Cette semaine, dans le journal Haaretz, l’article de l’ancien directeur du Mossad Shabtai Shavit donnait des indications utiles sur la pensée et la stratégie d’un certain segment très influent des élites sionistes libérales.
Dans mon précédent article, j’ai examiné ce que Shavit avait à dire sur les BDS, le mouvement de boycott, désinvestissement et sanctions contre Israël, dirigé par des Palestiniens. L’ancien chef de l’espionnage estimait que les BDS faisaient partie de « la masse critique des menaces à notre encontre ».
Un second aspect remarquable de l’article, c’est qu’il argumentait explicitement en faveur d’une alliance ouverte avec des dictatures tyranniques, financées par les États-Unis, dans le Moyen-Orient, et « dirigées par l’Arabie saoudite et l’Égypte ». De façon grotesque, Shavit qualifie ces régimes d’oppression d’« États arabes modérés ».
Quelle mauvaise plaisanterie ! La monarchie absolue de l’Arabie saoudite est le pire État intégriste islamique, le plus fanatique et le plus puissant au monde. Des décennies de soutien solide de la part des États-Unis et du Royaume-Uni à ce régime despotique rendent ridicule la prétention de l’Occident de vouloir combattre les forces du sectarisme et de l’intégrisme religieux quand il part en guerre contre l’« État islamique » en Syrie et en Irak, ou contre les Talibans en Afghanistan.

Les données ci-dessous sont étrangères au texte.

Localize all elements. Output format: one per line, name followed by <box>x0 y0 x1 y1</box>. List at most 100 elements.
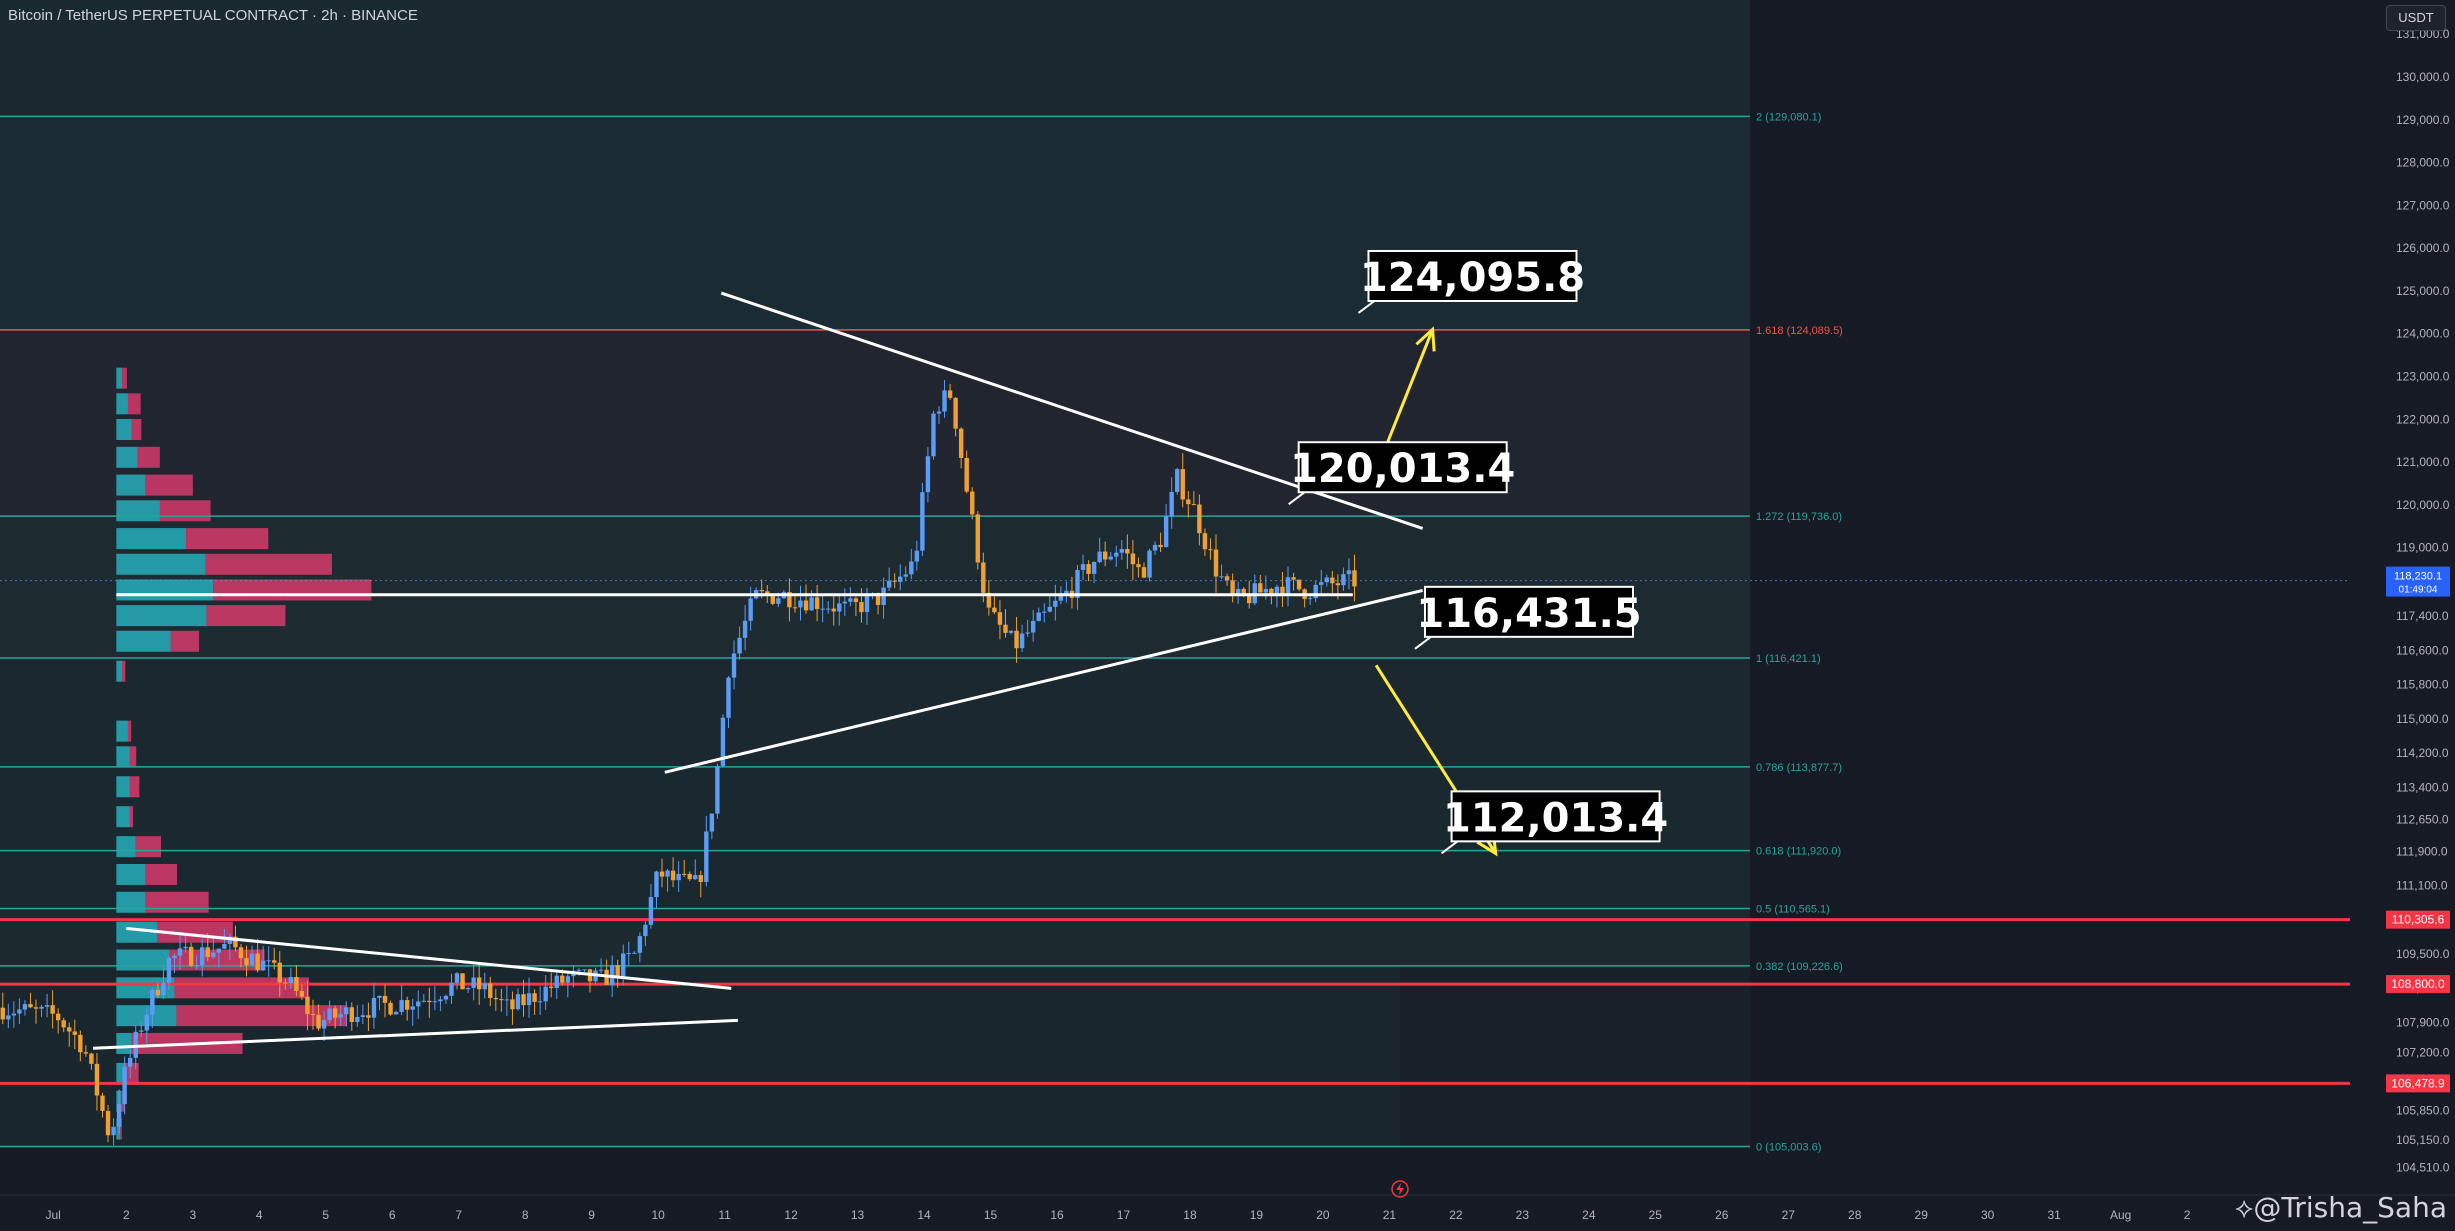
y-tick-label: 116,600.0 <box>2396 643 2449 657</box>
projection-arrows[interactable]: 124,095.8 120,013.4 116,431.5 112,013.4 <box>1288 249 1669 857</box>
trendlines[interactable] <box>93 291 1424 1050</box>
candle-body <box>698 875 703 882</box>
candle <box>277 950 282 997</box>
candle-body <box>898 576 903 582</box>
trendline[interactable] <box>126 926 732 990</box>
candle-body <box>283 982 288 984</box>
candle <box>421 994 426 1003</box>
candle-body <box>1197 504 1202 534</box>
candle <box>798 585 803 621</box>
volume-profile-bar-up <box>116 605 207 627</box>
candle <box>1108 551 1113 561</box>
price-callout[interactable]: 124,095.8 <box>1357 249 1585 314</box>
candle-body <box>975 514 980 563</box>
price-tag-text: 110,305.6 <box>2392 913 2445 927</box>
candle <box>382 984 388 1018</box>
candle-body <box>366 1015 371 1018</box>
candle-body <box>637 936 643 953</box>
price-callout[interactable]: 116,431.5 <box>1414 585 1642 650</box>
candle-body <box>1330 577 1335 584</box>
candle <box>953 397 958 437</box>
candle-body <box>837 603 842 612</box>
candle-body <box>22 1004 28 1010</box>
candle <box>249 945 255 966</box>
candle-body <box>643 924 648 937</box>
candle <box>1147 548 1152 582</box>
fib-zone-top <box>0 0 1750 117</box>
tradingview-logo-icon: ⟡ <box>2234 1191 2254 1224</box>
volume-profile-bar-up <box>116 500 160 522</box>
volume-profile-bar-down <box>145 891 209 913</box>
candle-body <box>11 1013 17 1016</box>
volume-profile-bar-up <box>116 446 138 468</box>
x-tick-label: Jul <box>46 1208 61 1222</box>
candle-body <box>1241 588 1246 595</box>
candle-body <box>925 456 931 493</box>
candle-body <box>272 960 277 963</box>
candle <box>565 972 571 998</box>
time-axis[interactable]: Jul 2 3 4 5 6 7 8 9 10 11 12 13 14 15 16 17 18 19 20 21 22 23 2… <box>0 1194 2455 1222</box>
trendline[interactable] <box>93 1018 738 1050</box>
candle <box>443 994 449 1004</box>
volume-profile-bar-up <box>116 393 128 415</box>
candle-body <box>67 1027 72 1032</box>
candle <box>665 868 670 892</box>
candle <box>460 973 465 990</box>
candle <box>172 953 177 973</box>
price-callout[interactable]: 120,013.4 <box>1288 441 1516 506</box>
candle-body <box>1296 579 1302 590</box>
candle-body <box>200 947 205 966</box>
price-axis[interactable]: 131,000.0130,000.0129,000.0128,000.0127,… <box>2350 0 2455 1231</box>
x-tick-label: 26 <box>1715 1208 1729 1222</box>
candle-body <box>654 871 659 898</box>
candle <box>1003 609 1008 638</box>
fib-level-label: 1 (116,421.1) <box>1756 653 1821 665</box>
candle-body <box>410 1006 415 1010</box>
y-tick-label: 125,000.0 <box>2396 284 2450 298</box>
candle-body <box>72 1031 77 1035</box>
alert-icon[interactable] <box>1391 1180 1409 1198</box>
candle-body <box>1186 499 1191 505</box>
candle-body <box>681 873 687 875</box>
volume-profile-bar-down <box>205 553 332 575</box>
candle-body <box>28 1004 33 1008</box>
fib-level-label: 0.618 (111,920.0) <box>1756 846 1841 858</box>
x-tick-label: 17 <box>1117 1208 1131 1222</box>
x-tick-label: 13 <box>851 1208 865 1222</box>
volume-profile-bar-down <box>176 1005 348 1027</box>
candle <box>299 984 305 1000</box>
candle <box>260 946 266 971</box>
price-callout[interactable]: 112,013.4 <box>1440 790 1669 855</box>
candle-body <box>1163 516 1169 548</box>
candle <box>476 963 482 1005</box>
callout-text: 120,013.4 <box>1290 446 1515 492</box>
candle <box>139 1020 144 1038</box>
projection-arrow-head[interactable] <box>1415 326 1436 352</box>
candle <box>820 594 825 623</box>
trendline[interactable] <box>664 588 1423 774</box>
candle <box>305 980 310 1031</box>
candle-body <box>116 1104 122 1127</box>
candle-body <box>997 612 1003 625</box>
last-price-tag[interactable]: 118,230.1 01:49:04 <box>2386 566 2450 597</box>
candle <box>61 1017 66 1033</box>
candle <box>853 593 859 617</box>
volume-profile-bar-up <box>116 528 187 550</box>
candle-body <box>266 960 271 962</box>
candle-body <box>1285 577 1291 596</box>
candle <box>814 585 820 622</box>
candle-body <box>1097 551 1102 562</box>
candle-body <box>765 591 770 595</box>
candle-body <box>970 491 975 515</box>
candle <box>272 947 277 970</box>
candle <box>50 990 55 1029</box>
candle <box>742 605 748 651</box>
candle <box>1258 574 1263 593</box>
candle <box>244 945 249 977</box>
candle-body <box>560 975 565 983</box>
candle <box>144 1008 150 1044</box>
currency-button[interactable]: USDT <box>2386 5 2446 31</box>
candle <box>94 1053 100 1111</box>
candle <box>393 1010 399 1015</box>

En fait, les États-Unis et le Royaume-Uni ne s’opposent à ces entités que pour des raisons cyniques de pouvoir – il se fait qu’elles constituent de petites menaces, mais bien réelles, contre l’hégémonie régionale des États-Unis. Le régime saoudien a la même idéologie que l’« État islamique », mais avec une stratégie différente, proaméricaine.
Voici quelques mois, le chercheur et activiste saoudien dissident Faud al-Ibrahim a montré dans un article important publié dans le journal libanais al-Akhbar que le groupe « État islamique » partage exactement la même vision déformée de l’Islam que l’État saoudien, le wahhabisme.
Bien qu’al-Qaïda et, plus tard, l’« État islamique » rejettent aujourd’hui l’État saoudien, cette querelle porte sur des différences avant tout mineures et/ou tactiques plutôt que théologiques ou idéologiques. Ces opposants « l’ont critiqué [Ibn Saoud, fondateur de l’État] parce qu’il avait négligé l’obligation de djihad » et qu’il avait introduit des innovations (bidah) comme la transmission sans fil et le télégraphe dans le pays de l’Islam ».
En outre, « les sites internet de l’État islamique (...) révèlent l’identité idéologique du groupe (...), les écrits de Mohammed ibn Abdelwahhab [cofondateur de l’État saoudien], comme Le livre de l’unicité, L’élucidation des équivoques, Les détracteurs de l’islam et autres, sont distribués dans les zones sous contrôle de l’État islamique et sont enseignés et expliqués dans des classes privées de religion tenues par le département éducatif de l’organisation ».
Voilà le type de régime que les élites « libérales » israéliennes comme Shavit considèrent comme « modéré » - un régime aux bases idéologiques identiques à celles des tueurs fanatiques du prétendu État islamique.